According to the manufacturer, taking alcohol together with spironolactone can increase the risk of orthostatic hypotension.1 However, alcohol consumption above moderate levels (one drink per day for women and two drinks for men) results in blood pressure elevations in a dose-related response.2
There were 8,334 participants in the Atherosclerosis Risk in Communities Study who were free of hypertension and coronary heart disease at the onset of this cohort study.3 Alcohol consumption was tracked by self-report and blood pressure measured after six years of follow-up. 385 participants reported drinking in excess of 210 g of alcohol (approximately 21 drinks) per week. Compared to non-drinkers, the consumption of large amounts (210 g or more) of alcohol per week increased the risk of hypertension (140/90 mm Hg or above) in most race and gender categories that were analyzed. When adjusted for age, BMI, education, physical activity, and diabetes, the odds ratio (OR) were 1.2 (95% confidence interval [CI] [0.85 – 1.67] for white men, 2.02 (95% CI [1.08 – 3.79] for white women, and 2.31 (95% CI [1.11 – 4.86] for black men.There was an insufficient number of black women who reported drinking more than 210 g ethanol per week to draw conclusions about risk. In addition, blood pressure levels were also statistically significantly higher in black men who consumed low to moderate amounts of alcohol (less than 210 g per week), compared to non-drinkers (adjusted OR 1.71, 95% CI [1.11 – 2.64]).

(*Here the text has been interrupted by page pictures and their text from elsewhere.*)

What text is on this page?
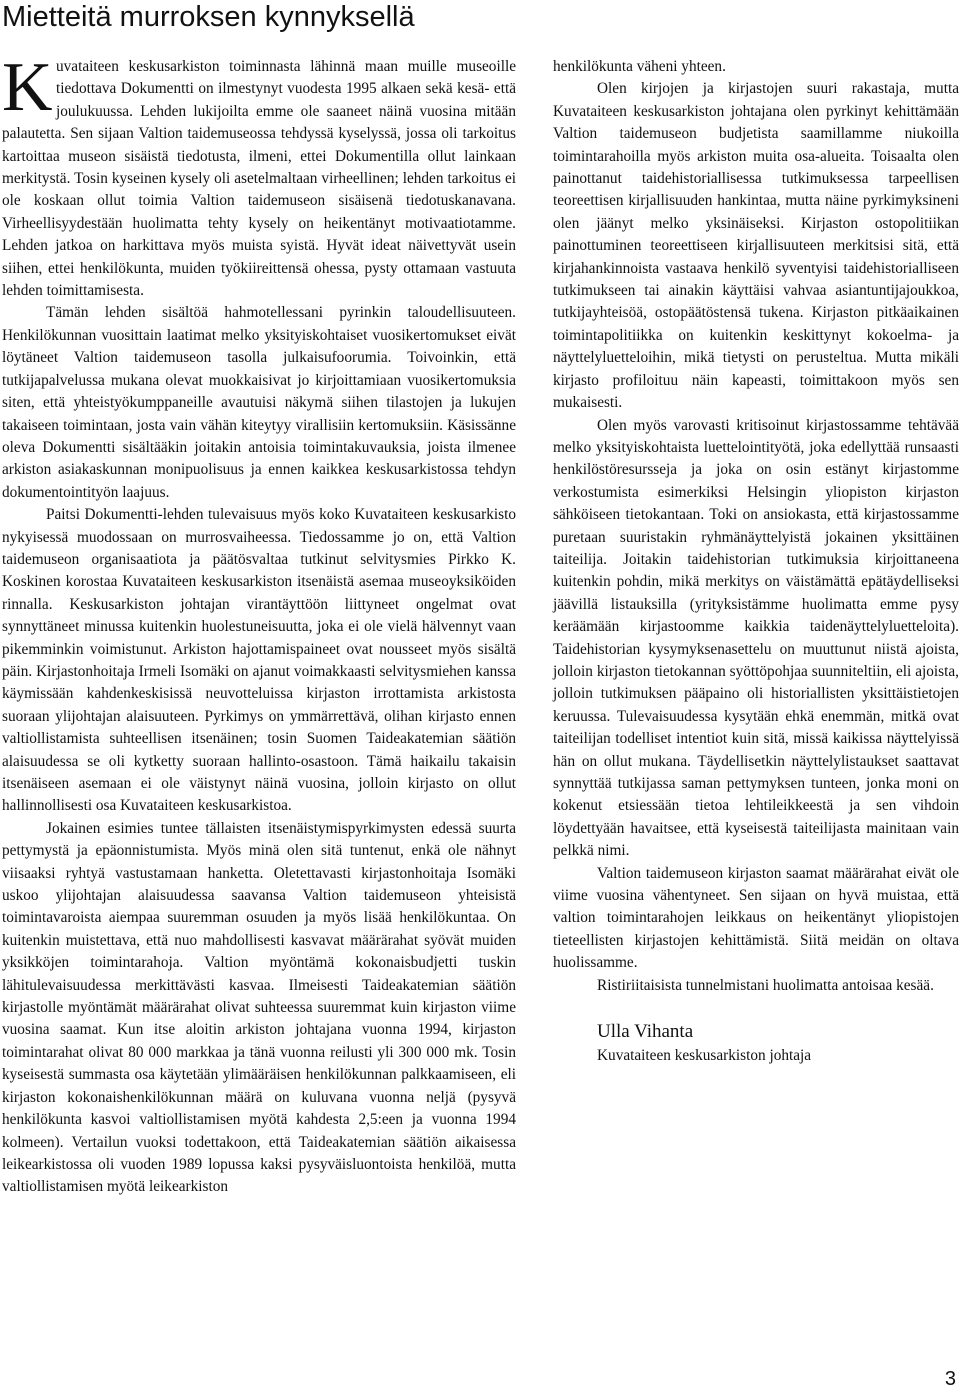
Mietteitä murroksen kynnyksellä

Kuvataiteen keskusarkiston toiminnasta lähinnä maan muille museoille tiedottava Dokumentti on ilmestynyt vuodesta 1995 alkaen sekä kesä- että joulukuussa. Lehden lukijoilta emme ole saaneet näinä vuosina mitään palautetta. Sen sijaan Valtion taidemuseossa tehdyssä kyselyssä, jossa oli tarkoitus kartoittaa museon sisäistä tiedotusta, ilmeni, ettei Dokumentilla ollut lainkaan merkitystä. Tosin kyseinen kysely oli asetelmaltaan virheellinen; lehden tarkoitus ei ole koskaan ollut toimia Valtion taidemuseon sisäisenä tiedotuskanavana. Virheellisyydestään huolimatta tehty kysely on heikentänyt motivaatiotamme. Lehden jatkoa on harkittava myös muista syistä. Hyvät ideat näivettyvät usein siihen, ettei henkilökunta, muiden työkiireittensä ohessa, pysty ottamaan vastuuta lehden toimittamisesta.

Tämän lehden sisältöä hahmotellessani pyrinkin taloudellisuuteen. Henkilökunnan vuosittain laatimat melko yksityiskohtaiset vuosikertomukset eivät löytäneet Valtion taidemuseon tasolla julkaisufoorumia. Toivoinkin, että tutkijapalvelussa mukana olevat muokkaisivat jo kirjoittamiaan vuosikertomuksia siten, että yhteistyökumppaneille avautuisi näkymä siihen tilastojen ja lukujen takaiseen toimintaan, josta vain vähän kiteytyy virallisiin kertomuksiin. Käsissänne oleva Dokumentti sisältääkin joitakin antoisia toimintakuvauksia, joista ilmenee arkiston asiakaskunnan monipuolisuus ja ennen kaikkea keskusarkistossa tehdyn dokumentointityön laajuus.

Paitsi Dokumentti-lehden tulevaisuus myös koko Kuvataiteen keskusarkisto nykyisessä muodossaan on murrosvaiheessa. Tiedossamme jo on, että Valtion taidemuseon organisaatiota ja päätösvaltaa tutkinut selvitysmies Pirkko K. Koskinen korostaa Kuvataiteen keskusarkiston itsenäistä asemaa museoyksiköiden rinnalla. Keskusarkiston johtajan virantäyttöön liittyneet ongelmat ovat synnyttäneet minussa kuitenkin huolestuneisuutta, joka ei ole vielä hälvennyt vaan pikemminkin voimistunut. Arkiston hajottamispaineet ovat nousseet myös sisältä päin. Kirjastonhoitaja Irmeli Isomäki on ajanut voimakkaasti selvitysmiehen kanssa käymissään kahdenkeskisissä neuvotteluissa kirjaston irrottamista arkistosta suoraan ylijohtajan alaisuuteen. Pyrkimys on ymmärrettävä, olihan kirjasto ennen valtiollistamista suhteellisen itsenäinen; tosin Suomen Taideakatemian säätiön alaisuudessa se oli kytketty suoraan hallinto-osastoon. Tämä haikailu takaisin itsenäiseen asemaan ei ole väistynyt näinä vuosina, jolloin kirjasto on ollut hallinnollisesti osa Kuvataiteen keskusarkistoa.

Jokainen esimies tuntee tällaisten itsenäistymispyrkimysten edessä suurta pettymystä ja epäonnistumista. Myös minä olen sitä tuntenut, enkä ole nähnyt viisaaksi ryhtyä vastustamaan hanketta. Oletettavasti kirjastonhoitaja Isomäki uskoo ylijohtajan alaisuudessa saavansa Valtion taidemuseon yhteisistä toimintavaroista aiempaa suuremman osuuden ja myös lisää henkilökuntaa. On kuitenkin muistettava, että nuo mahdollisesti kasvavat määrärahat syövät muiden yksikköjen toimintarahoja. Valtion myöntämä kokonaisbudjetti tuskin lähitulevaisuudessa merkittävästi kasvaa. Ilmeisesti Taideakatemian säätiön kirjastolle myöntämät määrärahat olivat suhteessa suuremmat kuin kirjaston viime vuosina saamat. Kun itse aloitin arkiston johtajana vuonna 1994, kirjaston toimintarahat olivat 80 000 markkaa ja tänä vuonna reilusti yli 300 000 mk. Tosin kyseisestä summasta osa käytetään ylimääräisen henkilökunnan palkkaamiseen, eli kirjaston kokonaishenkilökunnan määrä on kuluvana vuonna neljä (pysyvä henkilökunta kasvoi valtiollistamisen myötä kahdesta 2,5:een ja vuonna 1994 kolmeen). Vertailun vuoksi todettakoon, että Taideakatemian säätiön aikaisessa leikearkistossa oli vuoden 1989 lopussa kaksi pysyväisluontoista henkilöä, mutta valtiollistamisen myötä leikearkiston

henkilökunta väheni yhteen.

Olen kirjojen ja kirjastojen suuri rakastaja, mutta Kuvataiteen keskusarkiston johtajana olen pyrkinyt kehittämään Valtion taidemuseon budjetista saamillamme niukoilla toimintarahoilla myös arkiston muita osa-alueita. Toisaalta olen painottanut taidehistoriallisessa tutkimuksessa tarpeellisen teoreettisen kirjallisuuden hankintaa, mutta näine pyrkimyksineni olen jäänyt melko yksinäiseksi. Kirjaston ostopolitiikan painottuminen teoreettiseen kirjallisuuteen merkitsisi sitä, että kirjahankinnoista vastaava henkilö syventyisi taidehistorialliseen tutkimukseen tai ainakin käyttäisi vahvaa asiantuntijajoukkoa, tutkijayhteisöä, ostopäätöstensä tukena. Kirjaston pitkäaikainen toimintapolitiikka on kuitenkin keskittynyt kokoelma- ja näyttelyluetteloihin, mikä tietysti on perusteltua. Mutta mikäli kirjasto profiloituu näin kapeasti, toimittakoon myös sen mukaisesti.

Olen myös varovasti kritisoinut kirjastossamme tehtävää melko yksityiskohtaista luettelointityötä, joka edellyttää runsaasti henkilöstöresursseja ja joka on osin estänyt kirjastomme verkostumista esimerkiksi Helsingin yliopiston kirjaston sähköiseen tietokantaan. Toki on ansiokasta, että kirjastossamme puretaan suuristakin ryhmänäyttelyistä jokainen yksittäinen taiteilija. Joitakin taidehistorian tutkimuksia kirjoittaneena kuitenkin pohdin, mikä merkitys on väistämättä epätäydelliseksi jäävillä listauksilla (yrityksistämme huolimatta emme pysy keräämään kirjastoomme kaikkia taidenäyttelyluetteloita). Taidehistorian kysymyksenasettelu on muuttunut niistä ajoista, jolloin kirjaston tietokannan syöttöpohjaa suunniteltiin, eli ajoista, jolloin tutkimuksen pääpaino oli historiallisten yksittäistietojen keruussa. Tulevaisuudessa kysytään ehkä enemmän, mitkä ovat taiteilijan todelliset intentiot kuin sitä, missä kaikissa näyttelyissä hän on ollut mukana. Täydellisetkin näyttelylistaukset saattavat synnyttää tutkijassa saman pettymyksen tunteen, jonka moni on kokenut etsiessään tietoa lehtileikkeestä ja sen vihdoin löydettyään havaitsee, että kyseisestä taiteilijasta mainitaan vain pelkkä nimi.

Valtion taidemuseon kirjaston saamat määrärahat eivät ole viime vuosina vähentyneet. Sen sijaan on hyvä muistaa, että valtion toimintarahojen leikkaus on heikentänyt yliopistojen tieteellisten kirjastojen kehittämistä. Siitä meidän on oltava huolissamme.

Ristiriitaisista tunnelmistani huolimatta antoisaa kesää.

Ulla Vihanta
Kuvataiteen keskusarkiston johtaja
3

In a systematic review and meta-analysis of 20 cohort studies including 361,254 patients, any alcohol consumption was associated with an increased risk of hypertension in men compared to abstainers.4 In women the increased risk for hypertension was not evident until consumption exceeded one to two drinks per day.

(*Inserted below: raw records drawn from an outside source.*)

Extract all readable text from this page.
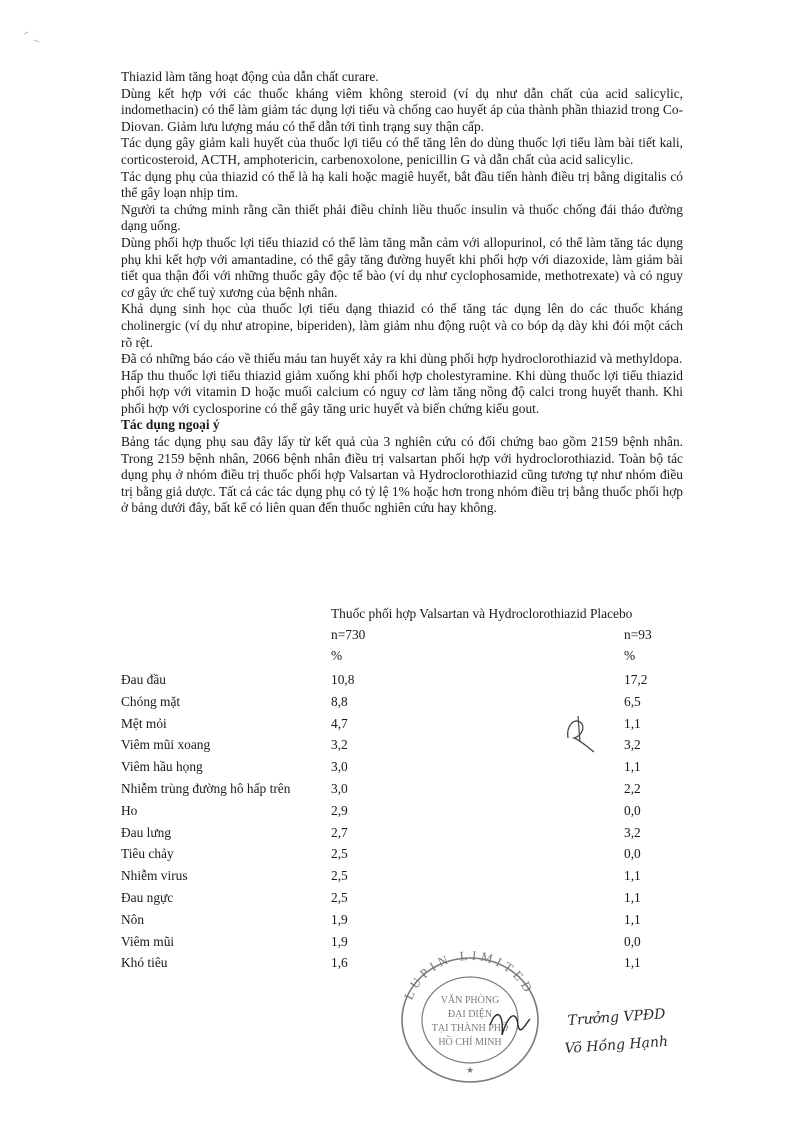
Thiazid làm tăng hoạt động của dẫn chất curare.

Dùng kết hợp với các thuốc kháng viêm không steroid (ví dụ như dẫn chất của acid salicylic, indomethacin) có thể làm giảm tác dụng lợi tiểu và chống cao huyết áp của thành phần thiazid trong Co-Diovan. Giảm lưu lượng máu có thể dẫn tới tình trạng suy thận cấp.

Tác dụng gây giảm kali huyết của thuốc lợi tiểu có thể tăng lên do dùng thuốc lợi tiểu làm bài tiết kali, corticosteroid, ACTH, amphotericin, carbenoxolone, penicillin G và dẫn chất của acid salicylic.

Tác dụng phụ của thiazid có thể là hạ kali hoặc magiê huyết, bắt đầu tiến hành điều trị bằng digitalis có thể gây loạn nhịp tim.

Người ta chứng minh rằng cần thiết phải điều chỉnh liều thuốc insulin và thuốc chống đái tháo đường dạng uống.

Dùng phối hợp thuốc lợi tiểu thiazid có thể làm tăng mẫn cảm với allopurinol, có thể làm tăng tác dụng phụ khi kết hợp với amantadine, có thể gây tăng đường huyết khi phối hợp với diazoxide, làm giảm bài tiết qua thận đối với những thuốc gây độc tế bào (ví dụ như cyclophosamide, methotrexate) và có nguy cơ gây ức chế tuỷ xương của bệnh nhân.

Khả dụng sinh học của thuốc lợi tiểu dạng thiazid có thể tăng tác dụng lên do các thuốc kháng cholinergic (ví dụ như atropine, biperiden), làm giảm nhu động ruột và co bóp dạ dày khi đói một cách rõ rệt.

Đã có những báo cáo về thiếu máu tan huyết xảy ra khi dùng phối hợp hydroclorothiazid và methyldopa.

Hấp thu thuốc lợi tiểu thiazid giảm xuống khi phối hợp cholestyramine. Khi dùng thuốc lợi tiểu thiazid phối hợp với vitamin D hoặc muối calcium có nguy cơ làm tăng nồng độ calci trong huyết thanh. Khi phối hợp với cyclosporine có thể gây tăng uric huyết và biến chứng kiểu gout.

Tác dụng ngoại ý

Bảng tác dụng phụ sau đây lấy từ kết quả của 3 nghiên cứu có đối chứng bao gồm 2159 bệnh nhân. Trong 2159 bệnh nhân, 2066 bệnh nhân điều trị valsartan phối hợp với hydroclorothiazid. Toàn bộ tác dụng phụ ở nhóm điều trị thuốc phối hợp Valsartan và Hydroclorothiazid cũng tương tự như nhóm điều trị bằng giả dược. Tất cả các tác dụng phụ có tỷ lệ 1% hoặc hơn trong nhóm điều trị bằng thuốc phối hợp ở bảng dưới đây, bất kể có liên quan đến thuốc nghiên cứu hay không.

Thuốc phối hợp Valsartan và Hydroclorothiazid Placebo
n=730	n=93
%	%
Đau đầu	10,8	17,2
Chóng mặt	8,8	6,5
Mệt mỏi	4,7	1,1
Viêm mũi xoang	3,2	3,2
Viêm hầu họng	3,0	1,1
Nhiễm trùng đường hô hấp trên	3,0	2,2
Ho	2,9	0,0
Đau lưng	2,7	3,2
Tiêu chảy	2,5	0,0
Nhiễm virus	2,5	1,1
Đau ngực	2,5	1,1
Nôn	1,9	1,1
Viêm mũi	1,9	0,0
Khó tiêu	1,6	1,1
LUPIN LIMITED
VĂN PHÒNG
ĐẠI DIỆN
TẠI THÀNH PHỐ
HỒ CHÍ MINH
★
Trưởng VPĐD
Võ Hồng Hạnh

Studies have shown that reducing alcohol consumption can reverse this trend.5 A reduction in alcohol intake to moderate levels can lower systolic blood pressure by 2 to 4 mm Hg and diastolic blood pressure by 1 to 2 mm Hg.6
- Aldactone (spironolactone) [package insert]. New York, NY: Pfizer Labs; 2018.
- Puddey IB, Beilin LJ. Alcohol is bad for blood pressure. Clin Exp Pharmacol Physiol 2006; 33 (9): 847-852.
- Fuchs FD, Chambless LE, Whelton PK, Nieto FJ, Heiss G. Alcohol consumption and the incidence of hypertension: The Atherosclerosis Risk in Communities Study. Hypertension 2001; 37 (5): 1242-1250.
- Roerecke M, Tobe SW, Kaczorowski J, et al. Sex-specific associations between alcohol consumption and incidence of hypertension: a systematic review and meta-analysis of cohort studies. JAMA 2018; 7 (13).
- Xin X, He J, Frontini MG, Ogden LG, Motsamai OI, Whelton PK. Effects of alcohol reduction on blood pressure: a meta-analysis of randomized controlled trials. Hypertension 2001; 38 (5): 1112-1117.
- Husain K, Ansari RA, Ferder L. Alcohol-induced hypertension: mechanism and prevention. World J Cardiol 2014; 6 (5): 245.